Состояние Гардани лично мне представляется безнадежным – он медленно слабеет, и помочь ему не может никто. Возможно, если бы в Идакону вернулся Роман Ясный, сумевший излечить Стефана, он спас бы и графа Гардани, но где находится либер, не известно никому. Мне искренне жаль графа, который переносит свои страдания с необыкновенной стойкостью, и я полагаю, что одно это преступление делает возможным применение против Михая Годоя любых мер.

Пока же мы готовимся к войне и считаем дни, которые нам для этого отпустила великодушная зима. Не скрою, то, что весна в Эланд приходит на месяц позже, чем в Южную Фронтеру, вселяет определенную надежду. Если бы Святое воинство нанесло упреждающий удар через Гремиху, планы Михая были бы серьезным образом нарушены, ибо ему пришлось бы дробить свои силы. Без этого наше положение будет очень тяжелым, но я все же надеюсь на вашу решительность.

Остаюсь искренне ваш,

Максимилиан Эландский.

Писано в двадцать шестой день месяца Вепря».

– В двадцать шестой день месяца Вепря, – пробормотал вслух Феликс. – Проклятье! Можно подумать, я не понимаю, что все это значит… Но я ничего не могу поделать с этими мунтскими ублюдками!

Его святейшество еще раз пробежал глазами послание. Через месяц-полтора дороги в Таяне и Фронтере просохнут. Тут бы и дать по рукам зарвавшемуся выскочке! За зиму к стенам Кантиски стеклось немало народа, желающего помахать шпагой во славу Триединого и своего кошелька, но армия должна покинуть Святую область и пройти половину Арции, чтобы достичь Фронтеры – если начать с удара по Таяне, или же Гверганды – если соединить силы Церкви с силами Эланда.

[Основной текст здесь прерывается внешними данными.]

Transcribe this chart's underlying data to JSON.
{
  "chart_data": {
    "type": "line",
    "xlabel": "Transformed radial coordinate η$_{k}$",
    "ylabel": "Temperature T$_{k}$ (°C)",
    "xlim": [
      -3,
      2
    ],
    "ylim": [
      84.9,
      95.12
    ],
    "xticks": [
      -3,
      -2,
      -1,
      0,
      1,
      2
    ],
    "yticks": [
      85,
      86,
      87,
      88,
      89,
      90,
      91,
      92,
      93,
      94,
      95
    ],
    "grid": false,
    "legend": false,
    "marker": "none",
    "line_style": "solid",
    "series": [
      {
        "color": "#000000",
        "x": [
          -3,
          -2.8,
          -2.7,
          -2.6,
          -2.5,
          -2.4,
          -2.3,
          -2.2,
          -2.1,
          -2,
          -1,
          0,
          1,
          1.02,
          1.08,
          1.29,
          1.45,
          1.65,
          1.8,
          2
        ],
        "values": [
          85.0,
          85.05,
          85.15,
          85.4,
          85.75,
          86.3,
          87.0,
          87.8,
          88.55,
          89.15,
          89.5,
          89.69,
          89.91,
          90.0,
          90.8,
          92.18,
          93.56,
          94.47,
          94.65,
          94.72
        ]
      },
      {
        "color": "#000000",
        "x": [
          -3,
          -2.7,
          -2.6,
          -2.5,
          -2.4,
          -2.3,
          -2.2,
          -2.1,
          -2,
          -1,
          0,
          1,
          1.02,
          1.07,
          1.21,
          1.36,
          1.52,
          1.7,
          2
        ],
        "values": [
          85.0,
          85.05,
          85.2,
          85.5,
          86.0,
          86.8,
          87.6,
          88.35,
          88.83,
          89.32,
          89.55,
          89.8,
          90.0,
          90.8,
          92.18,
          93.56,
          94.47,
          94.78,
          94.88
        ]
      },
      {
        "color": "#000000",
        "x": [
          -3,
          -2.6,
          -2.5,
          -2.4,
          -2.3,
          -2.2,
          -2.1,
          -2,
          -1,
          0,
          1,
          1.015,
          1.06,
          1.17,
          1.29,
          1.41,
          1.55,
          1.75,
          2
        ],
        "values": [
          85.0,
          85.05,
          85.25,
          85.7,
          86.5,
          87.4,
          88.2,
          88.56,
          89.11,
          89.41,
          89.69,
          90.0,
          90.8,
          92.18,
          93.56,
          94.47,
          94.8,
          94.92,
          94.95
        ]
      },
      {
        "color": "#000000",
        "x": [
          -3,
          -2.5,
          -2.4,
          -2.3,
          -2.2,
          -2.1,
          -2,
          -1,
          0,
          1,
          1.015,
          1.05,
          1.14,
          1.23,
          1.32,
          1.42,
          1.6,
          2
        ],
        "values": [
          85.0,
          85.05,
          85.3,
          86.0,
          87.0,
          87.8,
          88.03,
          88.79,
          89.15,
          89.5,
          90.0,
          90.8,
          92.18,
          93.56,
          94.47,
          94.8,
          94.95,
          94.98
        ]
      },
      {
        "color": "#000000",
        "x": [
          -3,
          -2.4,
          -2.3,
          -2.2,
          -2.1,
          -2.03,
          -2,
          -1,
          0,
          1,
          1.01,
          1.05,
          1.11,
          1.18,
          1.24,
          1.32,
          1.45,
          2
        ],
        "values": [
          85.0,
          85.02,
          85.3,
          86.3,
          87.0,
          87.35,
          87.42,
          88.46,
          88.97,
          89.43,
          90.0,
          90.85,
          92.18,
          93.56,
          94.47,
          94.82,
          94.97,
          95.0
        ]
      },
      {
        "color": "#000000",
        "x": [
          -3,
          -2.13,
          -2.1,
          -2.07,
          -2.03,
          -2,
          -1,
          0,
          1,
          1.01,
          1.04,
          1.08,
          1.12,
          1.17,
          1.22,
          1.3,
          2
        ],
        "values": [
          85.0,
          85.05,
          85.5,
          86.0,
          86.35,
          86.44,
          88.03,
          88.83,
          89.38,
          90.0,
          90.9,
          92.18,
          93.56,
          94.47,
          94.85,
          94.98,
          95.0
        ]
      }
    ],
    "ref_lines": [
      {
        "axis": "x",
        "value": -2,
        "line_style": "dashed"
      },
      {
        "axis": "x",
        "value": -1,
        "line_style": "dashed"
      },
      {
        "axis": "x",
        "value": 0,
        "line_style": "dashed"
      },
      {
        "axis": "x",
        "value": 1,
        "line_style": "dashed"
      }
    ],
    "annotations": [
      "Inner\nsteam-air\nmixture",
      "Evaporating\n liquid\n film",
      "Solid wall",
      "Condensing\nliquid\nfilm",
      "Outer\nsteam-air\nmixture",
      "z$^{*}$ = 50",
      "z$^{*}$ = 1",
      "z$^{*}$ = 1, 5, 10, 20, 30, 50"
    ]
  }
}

Вряд ли Годой рискнет сунуться в междуречье Ганы и Садры раньше месяца Медведя, но выступать надо самое позднее через неделю, а это невозможно. Разве что объявить войну еще и Базилеку, но без Романа с его чудесами из этого вряд ли что-то выйдет.

Архипастырь нервно погладил руку, затем решительно дернул шнур звонка. Брат Парамон, уже вполне освоившийся с должностью секретаря его святейшества, но все еще робеющий блистательного брата Фиделиуса, возник на пороге, близоруко моргая.

– Мне нужен Сарриж, – отрывисто сказал Феликс, – и побыстрее.

Его святейшество откинулся в кресле, глядя в расписанный великим Триго потолок и не видя его. Задуманное счел бы безумием сам Филипп, но другого выхода Архипастырь не видел, хотя искал с того злосчастного дня, когда в его кабинет провели смущенного графа Фло, посла его императорского величества Базилека.

Длиннейшее велеречивое послание, без сомнения сочиненное канцлером Бернаром, оказавшимся достаточно дальновидным, чтобы жениться на тогда еще не императорской дочке, сводилось к тому, что провозглашенный Церковью Святой поход неугоден Мунту.